(WJET/WFXP/YourErie.com) — When the tree came home in late November or early December, it may have felt reminiscent of the grand tree that stands at Rockefeller Center in New York City; but now, a couple of missed waterings and a whole holiday season later, it probably looks a lot more like a Charlie Brown tree.
Its time has come — the season is over and the Christmas tree must go. The good news is many garbage services haul away Christmas trees.
In the city of Erie, “Holiday tree” collection is Dec. 25 through Jan. 19. Trees can be placed curbside on regular collection nights and they’ll be hauled away.
Millcreek Township’s contracted hauler also collects Christmas trees curbside. Pickup will be Jan. 10 to Jan. 14. Place only the tree curbside (remove any stands or decorations). Trees are taken to Millfair Compost Center where they’re turned into mulch. Wood chips and screened mulch then are available for free during the regular operating season.

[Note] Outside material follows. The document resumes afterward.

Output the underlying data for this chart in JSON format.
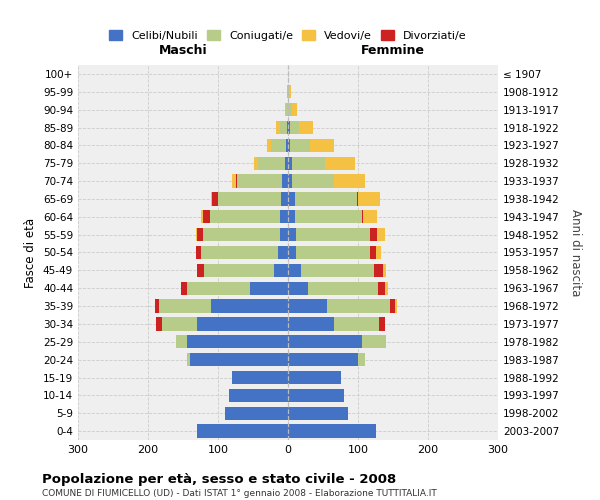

In the city of Meadville, the city’s contracted waste hauler will pick up Christmas trees curbside between Jan. 9 and Jan. 20. If the tree isn’t picked up with regular household trash, the city says to leave the tree curbside and a second truck will come along to collect remaining trees.
In Meadville, any trees taller than 6 feet or wider than 4 feet must be cut into small sections before being placed curbside. All decorations and covers should be removed, and trees covered in snow or frozen to the ground will not be picked up. There will not be a Crawford Area Young Chamber of Commerce pickup this year, a city press release said.
Customers who use Waste Management for pickup services can place their Christmas tree at the curb the night before scheduled pickup. The trees must not exceed the maximum length for pickup and may need to be cut before being put out on the curb. Remove any decorations.
For those folks who would like to repurpose their Christmas tree, Penn State Extension offers several options.
That old Christmas tree can be tied to another tree and decorated with pinecones covered in peanut butter and bird seed to offer shelter and food for birds. Other decorations can include garlands of unsalted popcorn, and apple and orange slices.
Trees can provide habitat for fish when sunk into bodies water (check with the appropriate governing agencies before tossing a tree into any public waterway). Some public beaches may want the trees to prevent beach erosion. Other public parks may want the trees to prevent stream erosion or, like Millfair Compost Center, they may turn the trees into mulch to be used for park maintenance.
For those with livestock, goats enjoy eating pine needles. And the pine needles have nutrients for the goats.
Christmas trees in good health also can be repurposed into wreaths — instructions abound online. Some require a wire frame purchased from an arts and crafts store, others don’t.